Slashdot Mirror


Mitsubishi Breaks Up Famous Computer Science Lab

Andrew Koyfman writes "Mitsubishi Electric Research Laboratories is falling apart. Top researchers and scientists are being poached by the competitors, including BAE, Adobe, and others. The lab was responsible for much breakthrough research in the areas of computer vision, computer graphics, AI, and machine learning. They were the first group to develop the Diamond Touch table, an early precursor to Microsoft's Surface Computing.

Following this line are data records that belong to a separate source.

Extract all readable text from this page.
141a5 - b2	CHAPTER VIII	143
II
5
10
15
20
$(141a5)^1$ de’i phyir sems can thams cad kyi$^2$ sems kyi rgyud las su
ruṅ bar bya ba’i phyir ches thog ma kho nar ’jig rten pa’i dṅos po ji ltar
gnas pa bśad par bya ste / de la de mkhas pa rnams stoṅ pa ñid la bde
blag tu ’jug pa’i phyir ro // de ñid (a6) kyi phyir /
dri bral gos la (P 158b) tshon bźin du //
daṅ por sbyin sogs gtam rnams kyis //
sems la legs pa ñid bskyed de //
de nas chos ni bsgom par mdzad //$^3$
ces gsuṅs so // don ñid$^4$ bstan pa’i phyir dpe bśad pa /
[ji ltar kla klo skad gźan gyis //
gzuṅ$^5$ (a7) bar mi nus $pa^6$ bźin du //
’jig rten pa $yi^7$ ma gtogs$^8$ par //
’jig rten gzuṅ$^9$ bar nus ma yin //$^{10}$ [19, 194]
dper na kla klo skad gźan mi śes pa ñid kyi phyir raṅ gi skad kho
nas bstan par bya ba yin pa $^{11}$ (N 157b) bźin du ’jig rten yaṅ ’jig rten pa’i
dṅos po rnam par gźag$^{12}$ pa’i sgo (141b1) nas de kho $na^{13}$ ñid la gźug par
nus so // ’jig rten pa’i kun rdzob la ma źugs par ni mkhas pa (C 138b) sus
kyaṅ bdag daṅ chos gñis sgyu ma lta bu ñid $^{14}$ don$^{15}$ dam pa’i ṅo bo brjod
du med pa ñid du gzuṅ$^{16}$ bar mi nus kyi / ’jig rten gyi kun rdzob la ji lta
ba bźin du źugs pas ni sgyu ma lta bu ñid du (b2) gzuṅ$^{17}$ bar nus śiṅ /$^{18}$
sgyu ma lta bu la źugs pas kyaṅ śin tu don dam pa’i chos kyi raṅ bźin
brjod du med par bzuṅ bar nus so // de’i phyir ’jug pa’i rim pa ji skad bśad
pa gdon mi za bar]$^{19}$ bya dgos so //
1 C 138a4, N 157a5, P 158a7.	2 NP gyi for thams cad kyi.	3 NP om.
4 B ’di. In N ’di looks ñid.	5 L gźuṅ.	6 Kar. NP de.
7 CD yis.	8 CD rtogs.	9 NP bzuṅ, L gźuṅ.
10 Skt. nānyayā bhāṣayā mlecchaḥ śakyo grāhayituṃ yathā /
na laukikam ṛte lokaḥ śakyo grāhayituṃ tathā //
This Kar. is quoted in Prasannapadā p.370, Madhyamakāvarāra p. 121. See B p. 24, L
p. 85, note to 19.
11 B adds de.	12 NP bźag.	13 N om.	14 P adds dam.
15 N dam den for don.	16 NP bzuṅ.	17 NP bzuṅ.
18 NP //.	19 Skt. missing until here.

Now it looks like the famous lab will be no more, at least not in their original glory."

2 of 86 comments (clear)

  1. Many MERL projects have appeared on Slashdot by dlleigh · · Score: 5, Informative

    Including this.
    And this and this.
    And this.

  2. Trusting Corporations for Research by Anonymous Coward · · Score: 5, Insightful

    This article is a CLASSIC example of why we need academic institutions and government funded research into the great unknown.

    A significant number of these types of labs, doing pioneering work under the name of a parent company, have been gutted with the intent of making them more "product focused" with the intent of converting brain power straight into $$$.

    Well, here's a news flash - that's not how real research (as opposed to product development) works. With research into new stuff, you DON'T KNOW what you will find or what it will be worth. NO ONE does, BY DEFINITION.

    A corporation can only do this type of work when a) they have a decades long focus and b) have sufficient profit margins to soak up the cost of research without immediate returns. That's a rare situation, and it's becoming rarer in a more competitive world economy.

    Rather than bemoan this behavior (after all, money making is at the heart of commerce) we should be funding basic research at universities at much higher levels. Funding at universities has gotten tough enough that they will undertake a wide variety of investigations for commercial companies just to pay the bills. This makes them de-facto corporate research labs, and takes away time from their exploration into the unknown. Grad students become extremely cheap labor for companies, just indirectly.

    Right now, it won't matter commercially. Product cycles don't get impacted by long term research for years or decades, so for a while we won't see this problem. But it's going to hurt us in the end. As products stagnate, foreign plants will catch up and learn how to produce at higher quality. They will begin to match or even exceed the performance of existing outputs domestically, and we will not be able to compete because there will be nothing in the long term pipeline that might convince people to stay with us.

    Pure Research HAS A POINT. Even if the profound social and philosophical questions surrounding the pursuit of knowledge for its own stake don't register, it can also be viewed as a long term investment in our future. Balance sheets and profit statements do not define the whole of human existence, nor do the look far enough ahead to see long term consequences.

    Again, it is unrealistic to expect this of businesses - that is not how the system is encouraged to behave. However, the government SHOULD be thinking about these issues. They need to be funding a LOT of basic research into all manner of alternative energy science, and the more basic science behind it - and thats actually a more practically centered goal. Truly BASIC research into the unknown, with no end game in mind, seems to be a tough sell nowadays.

    Corporate research works ONLY when the long term is viewed as Very Important. It's dangerous to trust to that in an uncertain amd extremely competitive market.